My main entry function initializes CUDA, allocates device memory, copies data from host and runs a kernel. If I run the kernel in a loop it works just fine. If my main.cu explicitly calls the global function more than once, the previous memory allocation fails!
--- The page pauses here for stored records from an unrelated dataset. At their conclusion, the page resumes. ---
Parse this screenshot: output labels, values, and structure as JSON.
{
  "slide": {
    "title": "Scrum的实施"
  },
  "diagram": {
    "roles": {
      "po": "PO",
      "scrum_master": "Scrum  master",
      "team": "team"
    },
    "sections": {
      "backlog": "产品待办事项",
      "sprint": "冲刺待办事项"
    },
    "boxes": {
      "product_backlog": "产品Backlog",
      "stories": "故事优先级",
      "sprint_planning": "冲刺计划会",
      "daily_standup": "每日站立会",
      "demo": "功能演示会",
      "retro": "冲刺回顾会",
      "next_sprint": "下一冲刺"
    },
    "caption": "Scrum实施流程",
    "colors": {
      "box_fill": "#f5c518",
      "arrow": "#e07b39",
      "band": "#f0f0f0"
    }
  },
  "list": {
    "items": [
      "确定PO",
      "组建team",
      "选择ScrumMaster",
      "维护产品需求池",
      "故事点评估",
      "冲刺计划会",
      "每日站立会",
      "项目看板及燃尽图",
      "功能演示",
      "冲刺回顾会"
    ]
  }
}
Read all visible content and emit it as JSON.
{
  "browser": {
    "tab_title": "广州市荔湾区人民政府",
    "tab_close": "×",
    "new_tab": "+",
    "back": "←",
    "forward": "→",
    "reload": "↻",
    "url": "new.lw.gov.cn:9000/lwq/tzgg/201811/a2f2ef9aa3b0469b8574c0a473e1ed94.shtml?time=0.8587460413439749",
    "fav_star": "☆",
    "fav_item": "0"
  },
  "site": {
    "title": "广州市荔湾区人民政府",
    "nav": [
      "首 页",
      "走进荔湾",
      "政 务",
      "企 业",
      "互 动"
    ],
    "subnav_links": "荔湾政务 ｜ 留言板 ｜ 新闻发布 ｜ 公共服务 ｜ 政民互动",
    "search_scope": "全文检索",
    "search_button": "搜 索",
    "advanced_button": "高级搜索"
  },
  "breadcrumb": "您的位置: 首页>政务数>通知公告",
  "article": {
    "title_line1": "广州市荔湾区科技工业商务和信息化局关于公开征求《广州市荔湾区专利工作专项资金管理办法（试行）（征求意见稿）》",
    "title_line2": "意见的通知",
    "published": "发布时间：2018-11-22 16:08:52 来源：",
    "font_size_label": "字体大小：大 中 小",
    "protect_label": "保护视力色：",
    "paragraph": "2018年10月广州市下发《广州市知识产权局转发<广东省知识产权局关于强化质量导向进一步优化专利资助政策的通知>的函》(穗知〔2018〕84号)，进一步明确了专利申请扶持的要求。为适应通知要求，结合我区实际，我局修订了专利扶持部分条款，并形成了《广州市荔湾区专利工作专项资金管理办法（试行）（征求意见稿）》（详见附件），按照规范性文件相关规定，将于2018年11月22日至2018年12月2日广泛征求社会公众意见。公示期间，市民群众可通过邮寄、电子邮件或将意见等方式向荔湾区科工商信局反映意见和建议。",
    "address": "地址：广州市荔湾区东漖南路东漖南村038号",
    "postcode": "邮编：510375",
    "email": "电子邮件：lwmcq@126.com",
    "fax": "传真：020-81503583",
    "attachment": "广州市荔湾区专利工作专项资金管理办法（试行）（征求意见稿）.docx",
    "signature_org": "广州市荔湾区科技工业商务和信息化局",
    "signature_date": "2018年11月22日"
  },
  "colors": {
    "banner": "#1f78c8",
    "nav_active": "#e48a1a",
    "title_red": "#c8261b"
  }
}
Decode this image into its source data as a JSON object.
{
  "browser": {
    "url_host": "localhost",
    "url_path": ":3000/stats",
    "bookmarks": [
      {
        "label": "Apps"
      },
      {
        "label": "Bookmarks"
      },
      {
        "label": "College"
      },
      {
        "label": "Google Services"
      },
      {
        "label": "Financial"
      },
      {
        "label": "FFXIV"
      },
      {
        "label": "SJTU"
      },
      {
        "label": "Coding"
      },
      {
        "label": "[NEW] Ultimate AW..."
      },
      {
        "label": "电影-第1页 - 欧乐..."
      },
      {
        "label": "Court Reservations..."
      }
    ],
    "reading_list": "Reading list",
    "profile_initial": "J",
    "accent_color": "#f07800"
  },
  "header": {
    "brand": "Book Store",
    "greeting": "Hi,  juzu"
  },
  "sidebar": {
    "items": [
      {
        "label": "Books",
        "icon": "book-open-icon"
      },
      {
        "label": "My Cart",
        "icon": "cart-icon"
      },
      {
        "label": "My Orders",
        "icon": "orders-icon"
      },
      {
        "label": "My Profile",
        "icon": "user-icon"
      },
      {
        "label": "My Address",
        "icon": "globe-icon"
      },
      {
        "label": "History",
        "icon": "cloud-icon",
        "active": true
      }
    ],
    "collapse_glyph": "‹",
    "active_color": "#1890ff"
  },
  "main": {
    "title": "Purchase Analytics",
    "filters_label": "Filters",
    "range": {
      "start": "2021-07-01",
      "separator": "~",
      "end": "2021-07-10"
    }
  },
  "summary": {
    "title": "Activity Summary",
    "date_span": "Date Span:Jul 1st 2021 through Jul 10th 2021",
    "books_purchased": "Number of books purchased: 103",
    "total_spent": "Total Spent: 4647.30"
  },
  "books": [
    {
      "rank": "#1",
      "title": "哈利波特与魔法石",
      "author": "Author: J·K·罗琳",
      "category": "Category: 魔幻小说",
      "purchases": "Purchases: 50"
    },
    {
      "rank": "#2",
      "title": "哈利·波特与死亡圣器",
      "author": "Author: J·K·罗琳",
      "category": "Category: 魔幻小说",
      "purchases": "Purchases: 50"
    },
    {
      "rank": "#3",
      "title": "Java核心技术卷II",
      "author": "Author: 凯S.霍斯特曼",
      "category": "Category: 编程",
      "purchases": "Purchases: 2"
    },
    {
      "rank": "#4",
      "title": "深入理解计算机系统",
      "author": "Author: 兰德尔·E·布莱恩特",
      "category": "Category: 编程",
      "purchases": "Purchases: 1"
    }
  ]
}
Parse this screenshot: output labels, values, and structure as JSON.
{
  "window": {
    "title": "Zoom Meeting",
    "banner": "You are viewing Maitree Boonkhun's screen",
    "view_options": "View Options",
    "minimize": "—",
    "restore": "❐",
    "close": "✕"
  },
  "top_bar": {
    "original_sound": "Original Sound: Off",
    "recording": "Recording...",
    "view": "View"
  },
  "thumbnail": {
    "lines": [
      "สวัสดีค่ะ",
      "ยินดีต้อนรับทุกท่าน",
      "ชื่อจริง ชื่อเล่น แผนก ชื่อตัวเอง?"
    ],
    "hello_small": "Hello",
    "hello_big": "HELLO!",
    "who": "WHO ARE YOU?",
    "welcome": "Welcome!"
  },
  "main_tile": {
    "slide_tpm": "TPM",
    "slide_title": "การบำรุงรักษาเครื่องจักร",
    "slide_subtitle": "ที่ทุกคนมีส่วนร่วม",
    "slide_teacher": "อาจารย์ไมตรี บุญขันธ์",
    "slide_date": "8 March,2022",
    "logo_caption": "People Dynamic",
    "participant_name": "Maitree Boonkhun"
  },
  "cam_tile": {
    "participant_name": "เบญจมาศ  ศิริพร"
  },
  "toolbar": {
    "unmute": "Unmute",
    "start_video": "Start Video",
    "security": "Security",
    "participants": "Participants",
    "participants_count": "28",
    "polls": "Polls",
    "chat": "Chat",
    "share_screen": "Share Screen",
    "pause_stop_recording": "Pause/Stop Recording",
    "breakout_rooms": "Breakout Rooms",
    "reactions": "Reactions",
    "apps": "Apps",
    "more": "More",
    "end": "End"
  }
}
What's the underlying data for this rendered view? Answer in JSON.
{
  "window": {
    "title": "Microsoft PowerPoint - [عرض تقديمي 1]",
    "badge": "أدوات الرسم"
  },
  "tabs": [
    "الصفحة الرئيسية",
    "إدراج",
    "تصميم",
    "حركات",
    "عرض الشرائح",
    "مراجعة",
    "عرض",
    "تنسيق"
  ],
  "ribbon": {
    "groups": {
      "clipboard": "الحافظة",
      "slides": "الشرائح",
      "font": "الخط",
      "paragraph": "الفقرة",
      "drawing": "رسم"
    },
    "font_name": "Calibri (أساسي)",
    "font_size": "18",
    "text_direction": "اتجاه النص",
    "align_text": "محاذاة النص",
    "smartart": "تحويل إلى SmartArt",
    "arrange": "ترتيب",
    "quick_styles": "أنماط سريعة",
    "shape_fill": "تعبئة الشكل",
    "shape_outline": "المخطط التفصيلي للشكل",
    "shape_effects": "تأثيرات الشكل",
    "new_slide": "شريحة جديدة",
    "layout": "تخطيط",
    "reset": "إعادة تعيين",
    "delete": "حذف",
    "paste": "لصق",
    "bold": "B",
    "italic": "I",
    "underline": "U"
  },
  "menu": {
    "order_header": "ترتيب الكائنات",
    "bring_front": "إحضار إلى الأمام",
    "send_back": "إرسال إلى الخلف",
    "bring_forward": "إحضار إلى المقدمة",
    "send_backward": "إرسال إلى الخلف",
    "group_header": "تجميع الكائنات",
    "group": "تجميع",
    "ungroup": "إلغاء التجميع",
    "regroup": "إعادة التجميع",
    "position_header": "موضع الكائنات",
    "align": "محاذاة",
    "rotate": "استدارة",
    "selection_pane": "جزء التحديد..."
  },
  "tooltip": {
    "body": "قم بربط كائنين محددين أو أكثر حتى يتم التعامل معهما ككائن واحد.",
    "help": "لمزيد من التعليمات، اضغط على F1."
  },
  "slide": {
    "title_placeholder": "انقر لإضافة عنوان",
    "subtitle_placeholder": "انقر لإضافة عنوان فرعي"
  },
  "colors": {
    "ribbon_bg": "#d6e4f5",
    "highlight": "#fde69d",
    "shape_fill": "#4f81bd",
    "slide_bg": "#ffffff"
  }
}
Universal causality meltdown?? Possibly a compiler problem??
// copy matrix to device
assert(~cudaMalloc((void**)&DeviceMatrix1, NodeCount * sizeof(YEEBOX)));
assert(~cudaMalloc((void**)&DeviceMatrix2, NodeCount * sizeof(YEEBOX)));
if (DeviceMatrix1 == 0 || DeviceMatrix2 == 0) {
_tprintf(_T("Not enough Memory"));
goto safeExit;}
assert(~cudaMemcpy((void*)DeviceMatrix1, HostMatrix, NodeCount * sizeof(YEEBOX),
cudaMemcpyHostToDevice));
assert(~cudaMemcpy((void*)DeviceMatrix2, HostMatrix, NodeCount * sizeof(YEEBOX),
cudaMemcpyHostToDevice));
// setup display
CreateThread(NULL, 0, (LPTHREAD_START_ROUTINE)OpenWindow, NULL, 0, NULL);
// begin computation
_tprintf(_T("Iterating for %i cycles.\n"), M.t);
EHfield <<<gridBlock, dimBlock>>> ((YEEBOX*)DeviceMatrix1, (YEEBOX*)DeviceMatrix2,
M.x, M.y, G.y, M.dx, M.dt);
assert(~cudaThreadSynchronize());
Another
EHfield <<<gridBlock, dimBlock>>> ((YEEBOX*)DeviceMatrix1, (YEEBOX*)DeviceMatrix2, M.x, M.y, G.y,
M.dx, M.dt);
assert(~cudaThreadSynchronize());
will cause the cudaMalloc to return 0 even though the kernel hasn’t been called yet.
I’m defeated on this one. Word up to tmurray! You always know what’s goin’ on!